The sermon at St. Mark’s Anglican Church in Kalbarri was theologically grounded, though like all the sermons I have heard in Western Australia it was from the epistles. In only one service has there even been a reading from the gospels which leaves me wanting to hear more about Jesus and less about Paul. The upside was that pastor and I had a really good chat afterwards. I am always seeking to build relationships across the theological divide in the Anglican Church with the Diocese of Toronto and the Diocese of Western Australia on different sides of that divide. So in spite of my early misgivings, our conversation was a good beginning to the day.

This afternoon we followed the park road south along the coast. At one lookout the woman beside me was scanning the ocean with binoculars. “Are you seeing whales?” I asked, which led to another conversation. “Weren’t you on the snorkeling cruise out of Coral Bay?” her husband asked, which led to a longer conversation about my chat on the boat with her husband’s sister who migrated from Scotland to Perth in 1988 and how this woman and her husband have just recently also migrated here from Scotland. To be in a place where we know no one, and then to find a connection however recent and tenuous, feels like a gift.

Then there were whales – many whales far out to sea but still visible as they rose from the water falling back in a spume of white spray. Again and again and again. Watching is sheer delight. Why do they expend all this energy?

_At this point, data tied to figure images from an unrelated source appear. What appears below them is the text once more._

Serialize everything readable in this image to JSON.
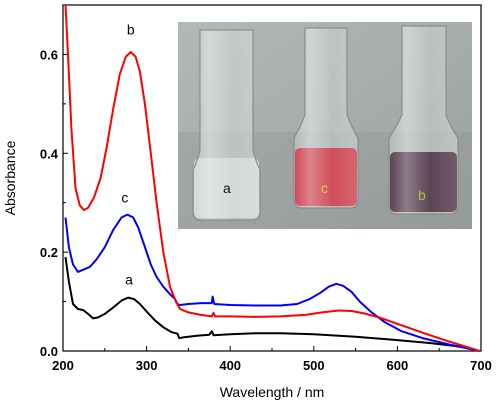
{
  "chart_data": {
    "type": "line",
    "xlabel": "Wavelength / nm",
    "ylabel": "Absorbance",
    "xlim": [
      200,
      700
    ],
    "ylim": [
      0,
      0.7
    ],
    "xticks": [
      200,
      300,
      400,
      500,
      600,
      700
    ],
    "yticks": [
      0.0,
      0.2,
      0.4,
      0.6
    ],
    "ytick_labels": [
      "0.0",
      "0.2",
      "0.4",
      "0.6"
    ],
    "grid": false,
    "legend": "none",
    "series": [
      {
        "name": "a",
        "color": "#000000",
        "label_at": [
          279,
          0.135
        ],
        "points": [
          [
            203,
            0.19
          ],
          [
            207,
            0.14
          ],
          [
            212,
            0.095
          ],
          [
            218,
            0.085
          ],
          [
            224,
            0.083
          ],
          [
            230,
            0.075
          ],
          [
            236,
            0.066
          ],
          [
            242,
            0.068
          ],
          [
            250,
            0.075
          ],
          [
            260,
            0.088
          ],
          [
            270,
            0.102
          ],
          [
            278,
            0.108
          ],
          [
            285,
            0.105
          ],
          [
            292,
            0.095
          ],
          [
            300,
            0.08
          ],
          [
            310,
            0.062
          ],
          [
            320,
            0.048
          ],
          [
            330,
            0.038
          ],
          [
            337,
            0.035
          ],
          [
            339,
            0.026
          ],
          [
            345,
            0.028
          ],
          [
            360,
            0.031
          ],
          [
            375,
            0.033
          ],
          [
            378,
            0.04
          ],
          [
            380,
            0.032
          ],
          [
            400,
            0.034
          ],
          [
            430,
            0.036
          ],
          [
            460,
            0.036
          ],
          [
            500,
            0.034
          ],
          [
            550,
            0.029
          ],
          [
            600,
            0.022
          ],
          [
            640,
            0.016
          ],
          [
            670,
            0.01
          ],
          [
            690,
            0.004
          ],
          [
            698,
            0.0
          ]
        ]
      },
      {
        "name": "b",
        "color": "#ff0000",
        "label_at": [
          281,
          0.64
        ],
        "points": [
          [
            203,
            0.7
          ],
          [
            206,
            0.6
          ],
          [
            210,
            0.45
          ],
          [
            215,
            0.33
          ],
          [
            220,
            0.295
          ],
          [
            225,
            0.285
          ],
          [
            230,
            0.29
          ],
          [
            237,
            0.31
          ],
          [
            245,
            0.35
          ],
          [
            252,
            0.41
          ],
          [
            260,
            0.49
          ],
          [
            268,
            0.56
          ],
          [
            275,
            0.595
          ],
          [
            281,
            0.605
          ],
          [
            287,
            0.595
          ],
          [
            292,
            0.565
          ],
          [
            298,
            0.5
          ],
          [
            305,
            0.4
          ],
          [
            312,
            0.3
          ],
          [
            320,
            0.2
          ],
          [
            328,
            0.13
          ],
          [
            335,
            0.1
          ],
          [
            340,
            0.085
          ],
          [
            350,
            0.078
          ],
          [
            365,
            0.073
          ],
          [
            378,
            0.07
          ],
          [
            380,
            0.077
          ],
          [
            382,
            0.07
          ],
          [
            400,
            0.07
          ],
          [
            430,
            0.069
          ],
          [
            460,
            0.07
          ],
          [
            490,
            0.073
          ],
          [
            510,
            0.078
          ],
          [
            530,
            0.082
          ],
          [
            545,
            0.081
          ],
          [
            560,
            0.076
          ],
          [
            580,
            0.067
          ],
          [
            600,
            0.055
          ],
          [
            630,
            0.037
          ],
          [
            660,
            0.02
          ],
          [
            685,
            0.007
          ],
          [
            698,
            0.0
          ]
        ]
      },
      {
        "name": "c",
        "color": "#0000ff",
        "label_at": [
          274,
          0.3
        ],
        "points": [
          [
            203,
            0.27
          ],
          [
            207,
            0.21
          ],
          [
            212,
            0.175
          ],
          [
            218,
            0.16
          ],
          [
            225,
            0.165
          ],
          [
            232,
            0.17
          ],
          [
            240,
            0.185
          ],
          [
            250,
            0.21
          ],
          [
            260,
            0.245
          ],
          [
            270,
            0.27
          ],
          [
            277,
            0.276
          ],
          [
            284,
            0.27
          ],
          [
            290,
            0.25
          ],
          [
            297,
            0.215
          ],
          [
            305,
            0.175
          ],
          [
            312,
            0.15
          ],
          [
            320,
            0.13
          ],
          [
            328,
            0.115
          ],
          [
            334,
            0.105
          ],
          [
            337,
            0.095
          ],
          [
            340,
            0.093
          ],
          [
            350,
            0.095
          ],
          [
            365,
            0.097
          ],
          [
            378,
            0.097
          ],
          [
            379,
            0.11
          ],
          [
            381,
            0.095
          ],
          [
            400,
            0.093
          ],
          [
            430,
            0.092
          ],
          [
            460,
            0.092
          ],
          [
            480,
            0.095
          ],
          [
            495,
            0.105
          ],
          [
            508,
            0.118
          ],
          [
            518,
            0.13
          ],
          [
            527,
            0.136
          ],
          [
            535,
            0.132
          ],
          [
            545,
            0.12
          ],
          [
            555,
            0.1
          ],
          [
            568,
            0.08
          ],
          [
            585,
            0.058
          ],
          [
            605,
            0.04
          ],
          [
            630,
            0.026
          ],
          [
            660,
            0.014
          ],
          [
            690,
            0.003
          ],
          [
            698,
            0.0
          ]
        ]
      }
    ]
  },
  "inset_photo": {
    "vials": [
      {
        "label": "a",
        "label_color": "#111111",
        "liquid_color": "#d6dbd6"
      },
      {
        "label": "c",
        "label_color": "#c8d84a",
        "liquid_color": "#cc3f4c"
      },
      {
        "label": "b",
        "label_color": "#a8c43a",
        "liquid_color": "#4f3546"
      }
    ]
  }
}
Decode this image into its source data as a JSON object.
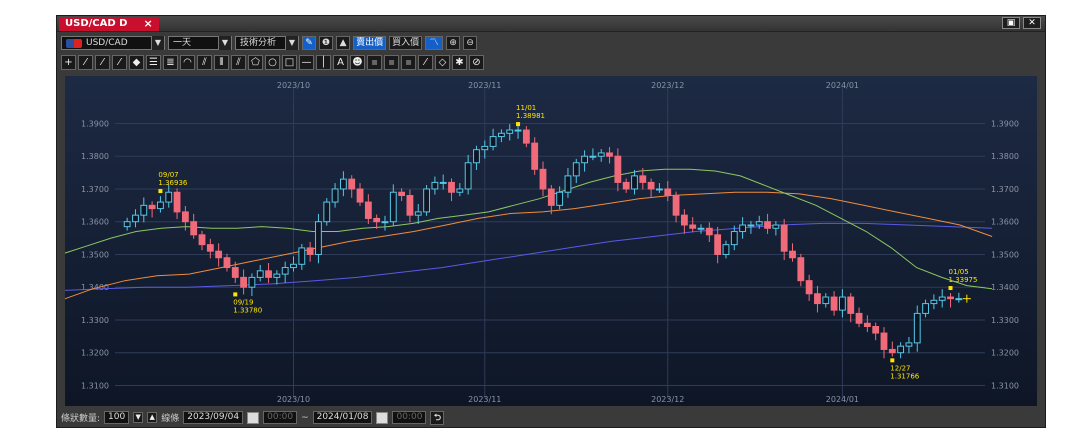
{
  "window": {
    "tab_title": "USD/CAD D",
    "tab_close": "×",
    "restore_glyph": "▣",
    "close_glyph": "✕"
  },
  "toolbar": {
    "symbol": "USD/CAD",
    "timeframe": "一天",
    "analysis": "技術分析",
    "info_glyph": "❶",
    "mountain_glyph": "▲",
    "sell_price": "賣出價",
    "buy_price": "買入價",
    "zoom_in": "⊕",
    "zoom_out": "⊖"
  },
  "bottom": {
    "bar_count_label": "條狀數量:",
    "bar_count": "100",
    "line_label": "線條",
    "start_date": "2023/09/04",
    "start_time": "00:00",
    "separator": "~",
    "end_date": "2024/01/08",
    "end_time": "00:00",
    "refresh_glyph": "⮌"
  },
  "chart_data": {
    "type": "candlestick",
    "ylim": [
      1.308,
      1.399
    ],
    "yticks": [
      "1.3100",
      "1.3200",
      "1.3300",
      "1.3400",
      "1.3500",
      "1.3600",
      "1.3700",
      "1.3800",
      "1.3900"
    ],
    "xticks": [
      "2023/10",
      "2023/11",
      "2023/12",
      "2024/01"
    ],
    "grid": true,
    "colors": {
      "up": "#55c7e6",
      "down": "#f06a7a",
      "ma_short": "#8bc862",
      "ma_mid": "#f08c3c",
      "ma_long": "#5a5ae6"
    },
    "annotations": [
      {
        "date": "09/07",
        "value": "1.36936"
      },
      {
        "date": "09/19",
        "value": "1.33780"
      },
      {
        "date": "11/01",
        "value": "1.38981"
      },
      {
        "date": "12/27",
        "value": "1.31766"
      },
      {
        "date": "01/05",
        "value": "1.33975"
      }
    ],
    "closes": [
      1.36,
      1.362,
      1.365,
      1.364,
      1.366,
      1.369,
      1.363,
      1.36,
      1.356,
      1.353,
      1.351,
      1.349,
      1.346,
      1.343,
      1.34,
      1.343,
      1.345,
      1.343,
      1.344,
      1.346,
      1.347,
      1.352,
      1.35,
      1.36,
      1.366,
      1.37,
      1.373,
      1.37,
      1.366,
      1.361,
      1.36,
      1.36,
      1.369,
      1.368,
      1.362,
      1.363,
      1.37,
      1.372,
      1.372,
      1.369,
      1.37,
      1.378,
      1.382,
      1.383,
      1.386,
      1.387,
      1.388,
      1.388,
      1.384,
      1.376,
      1.37,
      1.365,
      1.369,
      1.374,
      1.378,
      1.38,
      1.38,
      1.381,
      1.38,
      1.372,
      1.37,
      1.374,
      1.372,
      1.37,
      1.37,
      1.368,
      1.362,
      1.359,
      1.358,
      1.358,
      1.356,
      1.35,
      1.353,
      1.357,
      1.359,
      1.359,
      1.36,
      1.358,
      1.359,
      1.351,
      1.349,
      1.342,
      1.338,
      1.335,
      1.337,
      1.333,
      1.337,
      1.332,
      1.329,
      1.328,
      1.326,
      1.321,
      1.32,
      1.322,
      1.323,
      1.332,
      1.335,
      1.336,
      1.337,
      1.3365,
      1.3365
    ],
    "ma_short": [
      1.35,
      1.3525,
      1.355,
      1.357,
      1.358,
      1.3585,
      1.358,
      1.358,
      1.3585,
      1.358,
      1.357,
      1.357,
      1.358,
      1.3585,
      1.3595,
      1.361,
      1.362,
      1.363,
      1.365,
      1.367,
      1.3695,
      1.372,
      1.374,
      1.3755,
      1.376,
      1.376,
      1.3755,
      1.374,
      1.371,
      1.368,
      1.365,
      1.361,
      1.357,
      1.352,
      1.346,
      1.343,
      1.3405,
      1.3395
    ],
    "ma_mid": [
      1.336,
      1.3395,
      1.342,
      1.3435,
      1.344,
      1.346,
      1.348,
      1.35,
      1.352,
      1.354,
      1.3555,
      1.357,
      1.359,
      1.361,
      1.3625,
      1.363,
      1.364,
      1.3655,
      1.367,
      1.368,
      1.3685,
      1.369,
      1.369,
      1.3685,
      1.367,
      1.365,
      1.363,
      1.361,
      1.359,
      1.3555
    ],
    "ma_long": [
      1.339,
      1.3395,
      1.34,
      1.34,
      1.3405,
      1.341,
      1.342,
      1.343,
      1.3445,
      1.346,
      1.348,
      1.35,
      1.352,
      1.354,
      1.3555,
      1.357,
      1.358,
      1.359,
      1.3595,
      1.3595,
      1.359,
      1.3585,
      1.358
    ]
  }
}
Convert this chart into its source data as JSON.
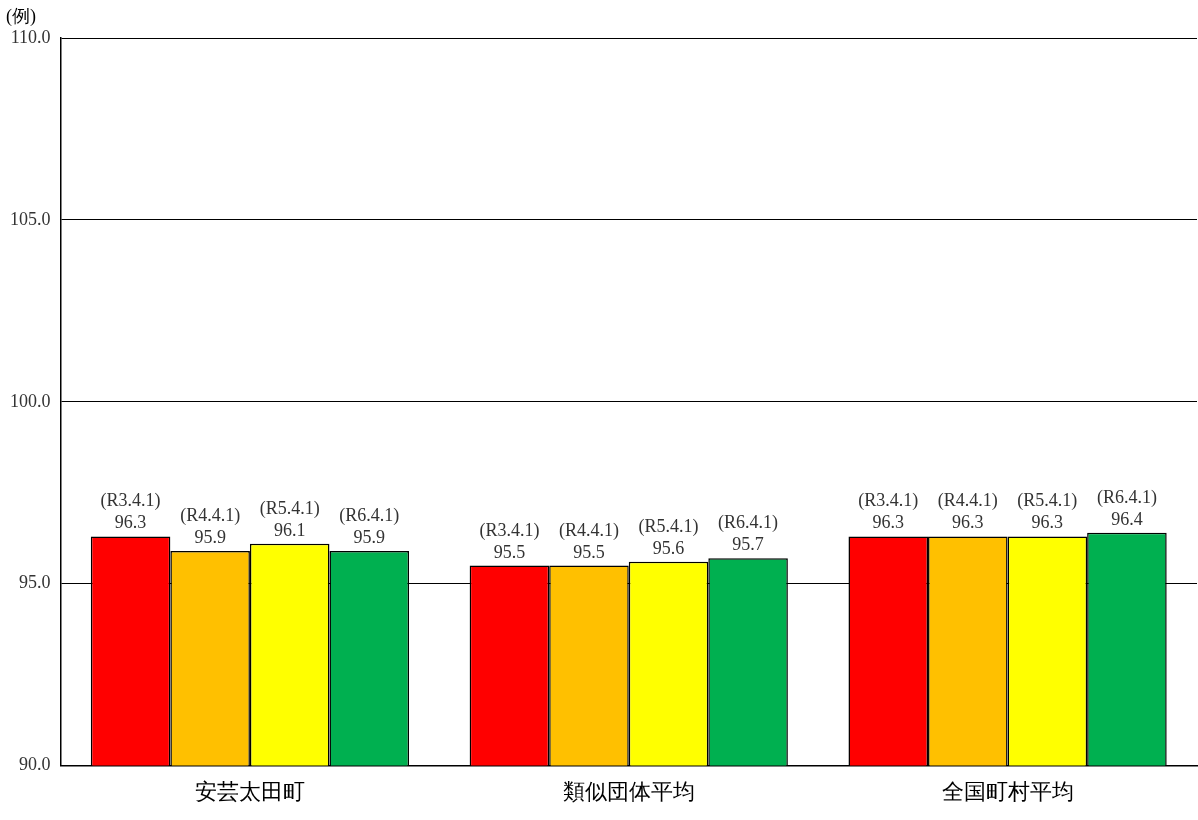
{
  "chart_data": {
    "type": "bar",
    "ylabel": "(例)",
    "categories": [
      "安芸太田町",
      "類似団体平均",
      "全国町村平均"
    ],
    "series": [
      {
        "name": "(R3.4.1)",
        "color": "#ff0000",
        "values": [
          96.3,
          95.5,
          96.3
        ]
      },
      {
        "name": "(R4.4.1)",
        "color": "#ffc000",
        "values": [
          95.9,
          95.5,
          96.3
        ]
      },
      {
        "name": "(R5.4.1)",
        "color": "#ffff00",
        "values": [
          96.1,
          95.6,
          96.3
        ]
      },
      {
        "name": "(R6.4.1)",
        "color": "#00b050",
        "values": [
          95.9,
          95.7,
          96.4
        ]
      }
    ],
    "ylim": [
      90,
      110
    ],
    "yticks": [
      {
        "value": 90,
        "label": "90.0"
      },
      {
        "value": 95,
        "label": "95.0"
      },
      {
        "value": 100,
        "label": "100.0"
      },
      {
        "value": 105,
        "label": "105.0"
      },
      {
        "value": 110,
        "label": "110.0"
      }
    ],
    "grid": "y",
    "legend": false,
    "data_labels": true
  }
}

Is there a scientific reason, or is it, as I like to believe simply joie de vivre?

We walked from the headland down to a beach surrounded by red and gold and sand coloured sandstone shaped into waves by eons of water and wind. Overhangs create sheltered caves where I half expected to find aboriginal art.

At dinner in the local brew pub part covered with a wood stove for warmth in the evening, wasn’t there yet another conversation with a couple at a nearby table that I’d seen in church. They were explaining to the waiter that this was their 1st anniversary. He was 80, she 75. So I introduced myself as having seen them at the morning service. He told me that they and their spouses had been friends for years and had each nursed their spouses through long illnesses. Neither were looking for another relationship but…drives to church led to dinners together and friendship to love. Frieda said that this past year has been the happiest of her life, every day an extended honeymoon. They held hands entering and leaving church and the restaurant. Life is filled with the unexpected Frieda continued, every day is important.

A day of sheer delight and gratitude for Norm and Frieda’s joyous loving.

And did I mention laundry!!! My favorite caravan park activity – hanging sheets on the line in the wind and sun.

October 23, 2018
On the way from Kalbarri to Geraldton, where we are now in the library we passed Pink Lake also known as Hutt Lagoon. Pink as can be with salt crystals ringing the lagoon, it is filled with an algae that makes it the strangest coloured body of water I have seen.

Note to readers
We are on the road for the next few days and then into Perth to exchange the LandCruiser for a car and a quick drive to Margaret River – the land of chocolate, mango yoghurt, wine, Saturday Farmer’s Market, our anniversary on the 28th and one of my favorite churches in Australia.

So no blog entries until the end of October. Keep warm and enjoy Hallowe’en.